Some of the students at Gateway are homeless or foster youth. Some get sent to Gateway because they brought a knife to school, were caught fighting, or because they had troubles with drugs and/or alcohol. Some are sent there because they failed to attend school at all.

“For many of them, the education system hasn’t worked,” said Price. “When they come to Gateway, we help them to build relationships with the staff and teachers. We care and we pay attention, and we build their trust; then they gain confidence in themselves and want to perform.”

In addition to the academic program, students benefit from the outside services of Fresh Lifelines for Youth (FLY) and the Cleo Eulau Center counseling interns who provide individual and group counseling. Cleo Eulau also provides counselors at the high schools throughout the Sequoia Union High School district for students who return to comprehensive high schools from the SMCOE programs. Gateway has its own garden, and the students have the opportunity to work there and learn about gardening and nutrition. The school has also been piloting online learning and Restorative Justice programs.
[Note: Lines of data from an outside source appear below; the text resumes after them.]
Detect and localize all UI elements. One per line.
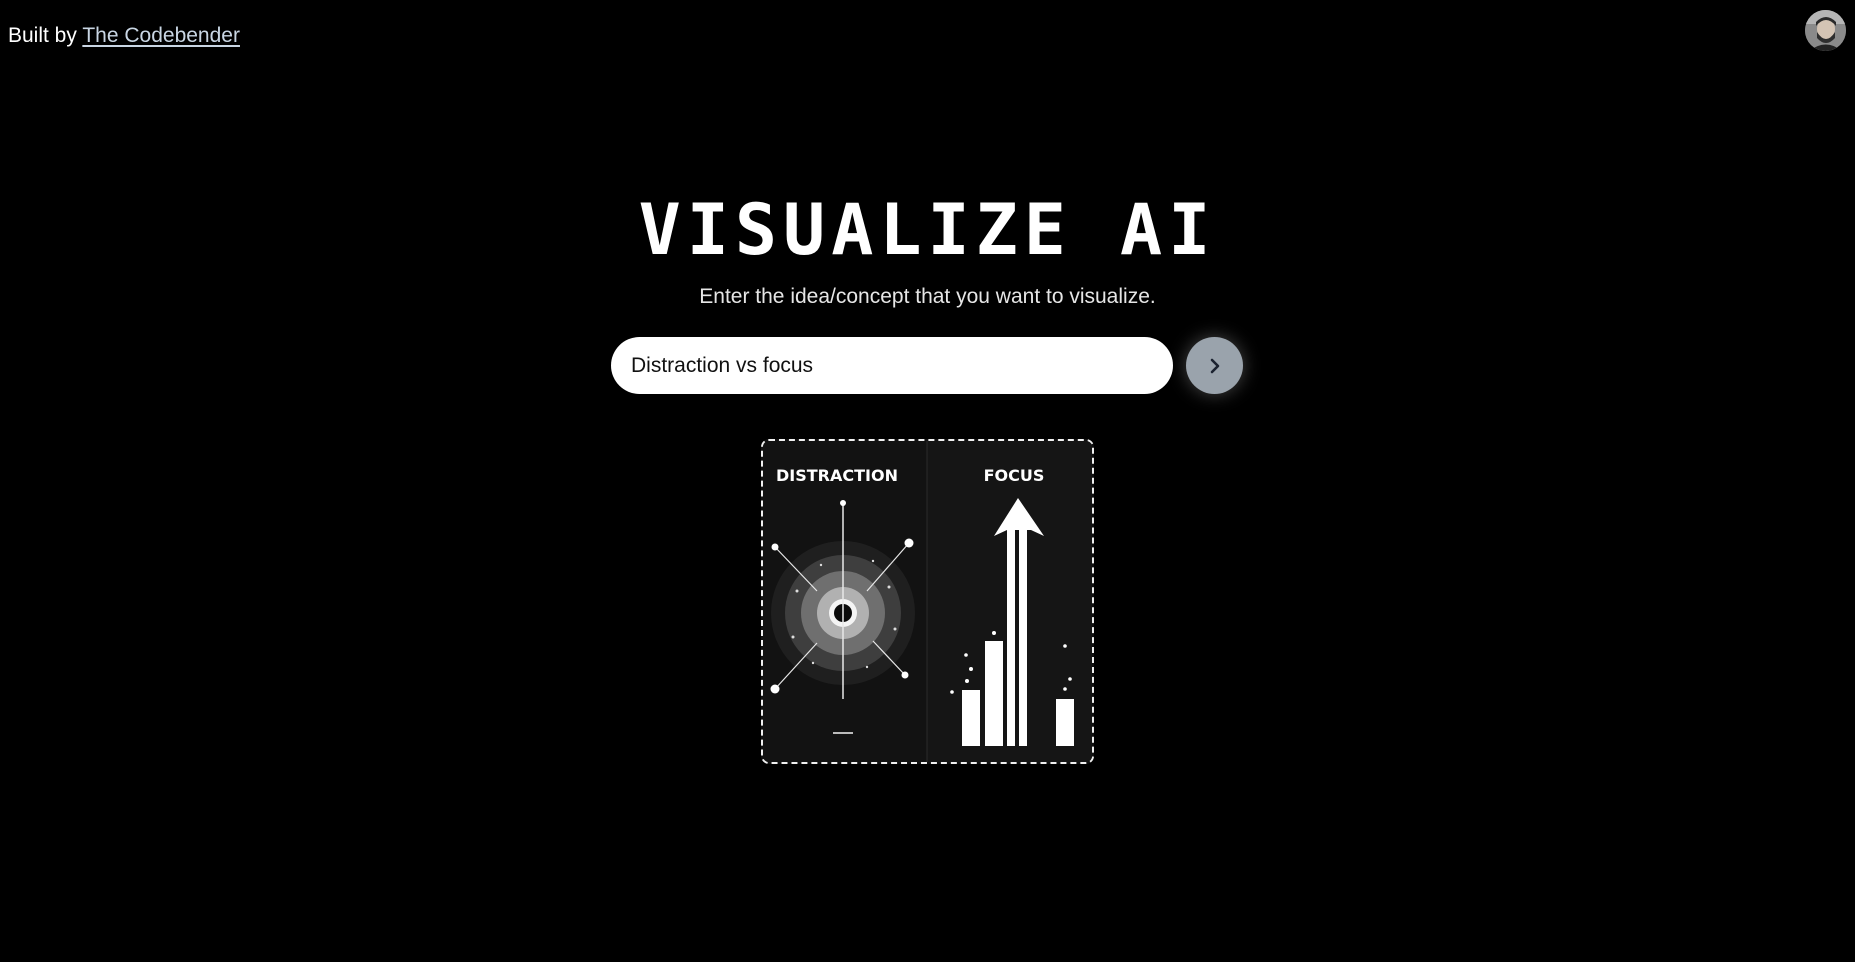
submit-button[interactable] (1186, 337, 1243, 394)
distraction-label: DISTRACTION (776, 466, 898, 485)
generated-image: DISTRACTION FOCUS (761, 439, 1094, 764)
avatar-image (1805, 10, 1846, 51)
credit-prefix: Built by (8, 24, 77, 47)
concept-input[interactable] (611, 337, 1173, 394)
page-title: VISUALIZE AI (638, 189, 1217, 271)
focus-label: FOCUS (984, 466, 1045, 485)
chevron-right-icon (1210, 358, 1219, 373)
page-subtitle: Enter the idea/concept that you want to … (699, 285, 1156, 308)
author-link[interactable]: The Codebender (82, 24, 240, 47)
credit-line: Built by The Codebender (8, 24, 240, 48)
avatar[interactable] (1805, 10, 1846, 51)
page: Built by The Codebender VISUALIZE AI Ent… (0, 0, 1855, 962)
generated-image-artwork: DISTRACTION FOCUS (763, 441, 1092, 762)
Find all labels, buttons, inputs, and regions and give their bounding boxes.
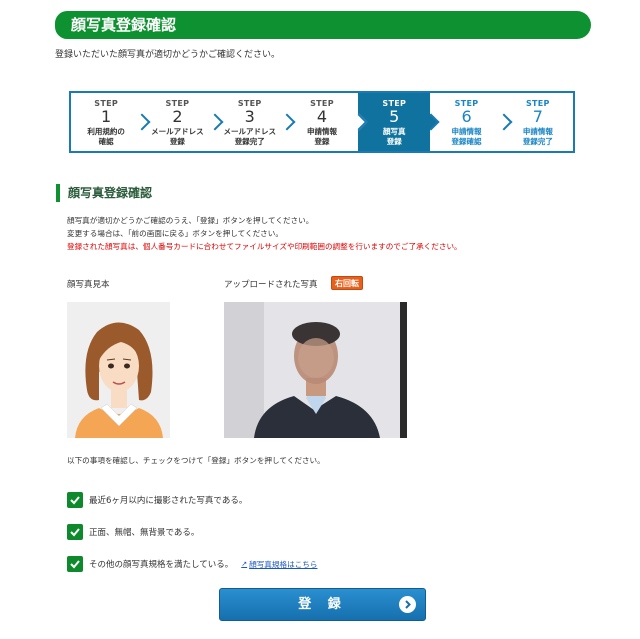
check-row-standard[interactable]: その他の顔写真規格を満たしている。 ↗ 顔写真規格はこちら [67,556,317,572]
step-number: 2 [172,107,183,126]
arrow-right-circle-icon [399,596,416,613]
warning-text: 登録された顔写真は、個人番号カードに合わせてファイルサイズや印刷範囲の調整を行い… [67,242,462,251]
step-name: 申請情報 登録 [306,127,337,146]
sample-photo [67,302,170,438]
step-number: 7 [532,107,543,126]
check-row-recent[interactable]: 最近6ヶ月以内に撮影された写真である。 [67,492,247,508]
step-7: STEP 7 申請情報 登録完了 [502,91,575,153]
intro-text: 登録いただいた顔写真が適切かどうかご確認ください。 [55,50,281,60]
check-row-front[interactable]: 正面、無帽、無背景である。 [67,524,199,540]
checkbox-front[interactable] [67,524,83,540]
register-button-label: 登 録 [298,597,347,612]
checkmark-icon [70,560,80,569]
step-number: 5 [389,107,400,126]
step-3: STEP 3 メールアドレス 登録完了 [213,91,296,153]
description: 顔写真が適切かどうかご確認のうえ、「登録」ボタンを押してください。 変更する場合… [67,214,462,253]
step-name: メールアドレス 登録完了 [223,127,276,146]
uploaded-photo [224,302,407,438]
sample-person-illustration [67,302,170,438]
description-line: 顔写真が適切かどうかご確認のうえ、「登録」ボタンを押してください。 [67,216,314,225]
step-name: 申請情報 登録完了 [522,127,553,146]
checkbox-standard[interactable] [67,556,83,572]
step-name: メールアドレス 登録 [151,127,204,146]
step-2: STEP 2 メールアドレス 登録 [141,91,224,153]
step-name: 申請情報 登録確認 [451,127,482,146]
external-link-icon: ↗ [241,560,248,568]
rotate-right-button[interactable]: 右回転 [331,276,363,290]
page-title: 顔写真登録確認 [71,16,177,34]
step-6: STEP 6 申請情報 登録確認 [430,91,513,153]
step-5: STEP 5 顔写真 登録 [358,91,440,153]
check-label: その他の顔写真規格を満たしている。 [89,560,234,570]
section-title: 顔写真登録確認 [56,184,152,202]
step-number: 6 [461,107,472,126]
description-line: 変更する場合は、「前の画面に戻る」ボタンを押してください。 [67,229,283,238]
register-button[interactable]: 登 録 [219,588,426,621]
photo-standard-link-text[interactable]: 顔写真規格はこちら [249,559,317,570]
step-name: 利用規約の 確認 [87,127,125,146]
header-bar: 顔写真登録確認 [55,11,591,39]
checkmark-icon [70,496,80,505]
uploaded-person-photo [224,302,407,438]
checkmark-icon [70,528,80,537]
check-label: 正面、無帽、無背景である。 [89,528,200,538]
photo-standard-link[interactable]: ↗ 顔写真規格はこちら [241,559,317,570]
step-name: 顔写真 登録 [383,127,406,146]
check-label: 最近6ヶ月以内に撮影された写真である。 [89,496,248,506]
uploaded-photo-label: アップロードされた写真 [224,280,318,290]
step-progress: STEP 1 利用規約の 確認 STEP 2 メールアドレス 登録 STEP 3… [69,91,575,153]
step-4: STEP 4 申請情報 登録 [285,91,368,153]
step-number: 3 [244,107,255,126]
step-number: 1 [101,107,112,126]
confirm-instructions: 以下の事項を確認し、チェックをつけて「登録」ボタンを押してください。 [67,456,325,465]
sample-photo-label: 顔写真見本 [67,280,110,290]
step-number: 4 [316,107,328,126]
step-1: STEP 1 利用規約の 確認 [69,91,151,153]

The 17th District PTA adopted the school. Volunteers led by liaison Lori McBride, who was present at graduation, started an online fundraising program and raised more than enough money for class sets of books and art supplies.

“With thanks to volunteers who donated generously at Woodside and Carlmont High Schools, and Taylor Middle School, we accomplished our fundraising goal,” said McBride.  “We wanted to get the word out about these students, go to their school and see how the program works. After all, it’s the PTA’s role to advocate for all kids.”

At the graduation ceremony, student salutatorian Nicole Tran encouraged her fellow graduates to have balance in their lives and follow their dreams.

“We’ve learned the importance of our education,” she said. “Many of us have had to overcome adversity to get to where we are. Now that we are adults, it is our responsibility to take action and change our paths.” 

Tran is now attending the Art Institute of California in San Francisco, studying culinary arts. She hopes someday to be a famous chef.

Other graduates of Gateway plan to go to college, trade school or begin work. One recent past graduate became a supervisor of maintenance for a local bus company. He came back to Gateway to talk to students and inspired them to succeed.

Rod Hsiao, President of the San Mateo County Board of Education, addressed the students, as did several other dignitaries including: Megan Price; Joan Rosas, SMCOE Associate Superintendent, Student Services; Stuart Forrest, Chief, San Mateo County Probation Department; and Anne Campbell, San Mateo County Superintendent.

Hsiao advised the students, “Graduation is the culmination of a lot of work. It’s okay to make mistakes, as long as you learn from them.”

He then told the story of George Crum, the inventor of the potato chip. In 1853 Crum worked in a restaurant and made some French fries that came out too thick, so a diner complained. He then sliced the potatoes ultra-thin, fried them to a crisp and added more than enough salt to make a point. The diner loved them and the potato chip became a hit.

”We are all rooting for you,” said Hsiao. “As you bite into your next potato chip, remember what deliciousness can come from your mistake.”